Why Does This Matter?

High variance is the fundamental limitation of REINFORCE. It explains:

Why learning is slow: We need many samples to average out the noise

Why hyperparameters are sensitive: A learning rate that works for low-noise gradients causes instability with high-noise gradients

Why we need improvements: Baselines, actor-critic methods, and other techniques exist primarily to reduce variance

Understanding the variance problem motivates everything that comes next in policy gradient methods.

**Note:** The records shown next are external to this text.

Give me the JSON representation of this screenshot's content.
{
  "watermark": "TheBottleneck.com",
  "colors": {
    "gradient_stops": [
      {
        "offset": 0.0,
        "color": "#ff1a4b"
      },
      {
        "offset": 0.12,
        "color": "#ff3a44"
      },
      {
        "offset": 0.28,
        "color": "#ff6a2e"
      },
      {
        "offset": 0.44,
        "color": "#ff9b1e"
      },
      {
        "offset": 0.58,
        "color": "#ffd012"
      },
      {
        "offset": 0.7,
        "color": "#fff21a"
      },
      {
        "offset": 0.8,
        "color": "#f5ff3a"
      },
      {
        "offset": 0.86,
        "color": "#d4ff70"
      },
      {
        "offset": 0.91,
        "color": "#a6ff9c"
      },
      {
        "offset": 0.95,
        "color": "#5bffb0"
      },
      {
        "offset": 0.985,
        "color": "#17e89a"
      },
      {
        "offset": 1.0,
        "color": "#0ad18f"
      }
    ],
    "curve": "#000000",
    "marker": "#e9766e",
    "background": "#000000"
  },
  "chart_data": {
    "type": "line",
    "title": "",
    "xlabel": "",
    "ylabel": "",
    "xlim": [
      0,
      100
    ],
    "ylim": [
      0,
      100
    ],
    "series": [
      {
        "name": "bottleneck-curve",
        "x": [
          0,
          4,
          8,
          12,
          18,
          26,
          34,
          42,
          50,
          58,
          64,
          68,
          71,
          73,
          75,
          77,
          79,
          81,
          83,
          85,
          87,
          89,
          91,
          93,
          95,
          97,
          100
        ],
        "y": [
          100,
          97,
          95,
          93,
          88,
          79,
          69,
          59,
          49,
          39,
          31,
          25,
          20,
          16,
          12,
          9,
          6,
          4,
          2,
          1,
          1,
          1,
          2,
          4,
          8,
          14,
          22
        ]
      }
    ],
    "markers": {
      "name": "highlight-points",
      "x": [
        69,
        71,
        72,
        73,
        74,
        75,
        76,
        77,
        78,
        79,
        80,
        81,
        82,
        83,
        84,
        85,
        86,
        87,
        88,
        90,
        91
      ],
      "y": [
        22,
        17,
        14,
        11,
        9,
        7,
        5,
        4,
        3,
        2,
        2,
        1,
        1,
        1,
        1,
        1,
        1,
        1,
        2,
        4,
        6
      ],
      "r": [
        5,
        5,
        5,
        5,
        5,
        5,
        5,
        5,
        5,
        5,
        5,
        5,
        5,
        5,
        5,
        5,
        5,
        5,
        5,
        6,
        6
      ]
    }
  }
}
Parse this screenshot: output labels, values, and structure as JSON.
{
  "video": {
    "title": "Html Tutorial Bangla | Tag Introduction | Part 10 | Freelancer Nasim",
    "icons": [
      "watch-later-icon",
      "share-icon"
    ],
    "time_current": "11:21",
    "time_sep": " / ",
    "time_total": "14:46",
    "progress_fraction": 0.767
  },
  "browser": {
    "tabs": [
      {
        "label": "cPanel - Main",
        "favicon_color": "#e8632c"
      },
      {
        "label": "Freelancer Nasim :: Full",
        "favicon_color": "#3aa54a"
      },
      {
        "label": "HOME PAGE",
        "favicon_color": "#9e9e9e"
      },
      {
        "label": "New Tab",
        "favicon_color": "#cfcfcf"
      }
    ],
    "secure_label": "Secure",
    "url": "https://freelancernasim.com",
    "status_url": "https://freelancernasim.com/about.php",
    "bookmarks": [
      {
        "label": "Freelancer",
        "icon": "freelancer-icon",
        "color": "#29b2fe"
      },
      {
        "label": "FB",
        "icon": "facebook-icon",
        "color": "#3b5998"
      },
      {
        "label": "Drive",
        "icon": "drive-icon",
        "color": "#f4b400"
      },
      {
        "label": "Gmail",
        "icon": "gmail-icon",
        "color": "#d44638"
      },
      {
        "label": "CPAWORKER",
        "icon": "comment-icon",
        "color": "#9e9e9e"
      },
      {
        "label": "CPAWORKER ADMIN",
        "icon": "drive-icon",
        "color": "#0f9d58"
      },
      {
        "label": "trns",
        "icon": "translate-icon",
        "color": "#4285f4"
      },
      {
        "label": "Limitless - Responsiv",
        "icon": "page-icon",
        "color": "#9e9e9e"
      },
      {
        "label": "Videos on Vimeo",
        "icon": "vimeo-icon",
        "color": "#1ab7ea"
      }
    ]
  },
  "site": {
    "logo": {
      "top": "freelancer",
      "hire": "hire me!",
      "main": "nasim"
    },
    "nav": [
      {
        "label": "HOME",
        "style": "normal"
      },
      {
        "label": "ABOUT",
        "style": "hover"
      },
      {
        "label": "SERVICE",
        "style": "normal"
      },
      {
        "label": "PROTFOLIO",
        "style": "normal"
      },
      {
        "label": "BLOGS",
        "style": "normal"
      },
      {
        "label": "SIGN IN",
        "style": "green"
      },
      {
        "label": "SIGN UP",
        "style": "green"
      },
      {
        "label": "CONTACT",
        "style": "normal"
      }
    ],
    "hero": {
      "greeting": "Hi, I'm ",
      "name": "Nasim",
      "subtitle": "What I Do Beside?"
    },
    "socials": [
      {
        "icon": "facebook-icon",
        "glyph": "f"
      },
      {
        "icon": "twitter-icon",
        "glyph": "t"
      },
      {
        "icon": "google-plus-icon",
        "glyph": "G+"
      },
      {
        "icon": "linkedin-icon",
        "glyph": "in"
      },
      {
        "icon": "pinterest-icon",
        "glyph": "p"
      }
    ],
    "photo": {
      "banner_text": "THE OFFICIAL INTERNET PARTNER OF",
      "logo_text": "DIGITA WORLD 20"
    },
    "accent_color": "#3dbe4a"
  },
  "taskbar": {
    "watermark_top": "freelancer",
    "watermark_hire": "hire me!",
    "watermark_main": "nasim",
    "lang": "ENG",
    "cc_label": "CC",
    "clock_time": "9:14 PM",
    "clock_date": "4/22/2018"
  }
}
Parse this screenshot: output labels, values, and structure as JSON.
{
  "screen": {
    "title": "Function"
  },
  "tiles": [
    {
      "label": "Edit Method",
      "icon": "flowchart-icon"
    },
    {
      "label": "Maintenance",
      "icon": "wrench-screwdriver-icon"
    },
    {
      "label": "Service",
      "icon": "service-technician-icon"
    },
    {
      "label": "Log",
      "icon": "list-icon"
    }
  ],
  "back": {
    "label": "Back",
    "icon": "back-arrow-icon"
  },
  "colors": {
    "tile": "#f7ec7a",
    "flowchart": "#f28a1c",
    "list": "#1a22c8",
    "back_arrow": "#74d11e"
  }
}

Preview: Variance Reduction

The good news: we can reduce variance dramatically while keeping the gradient unbiased. The key techniques are:

Baselines (next section): Subtract a baseline from returns to reduce their magnitude without changing the expected gradient
Actor-Critic (next chapter): Use value function estimates instead of Monte Carlo returns, trading some bias for much lower variance
GAE (later): Generalized Advantage Estimation blends MC and TD to optimize the bias-variance tradeoff

💡Tip

The variance problem isn’t a flaw to be ashamed of - it’s a fundamental property of Monte Carlo estimation. Recognizing it helps us understand why modern algorithms like PPO include so many variance reduction techniques.

Summary

The variance problem in REINFORCE arises from:

Stochastic environments: Same actions lead to different outcomes
Stochastic policies: Different actions sampled each episode
Long time horizons: Returns accumulate randomness over many steps
Return-weighted gradients: High returns create high-magnitude gradients

This leads to:

Slow learning
Unstable training
Need for low learning rates
Sample inefficiency

The next section introduces baselines - our first tool for taming this variance.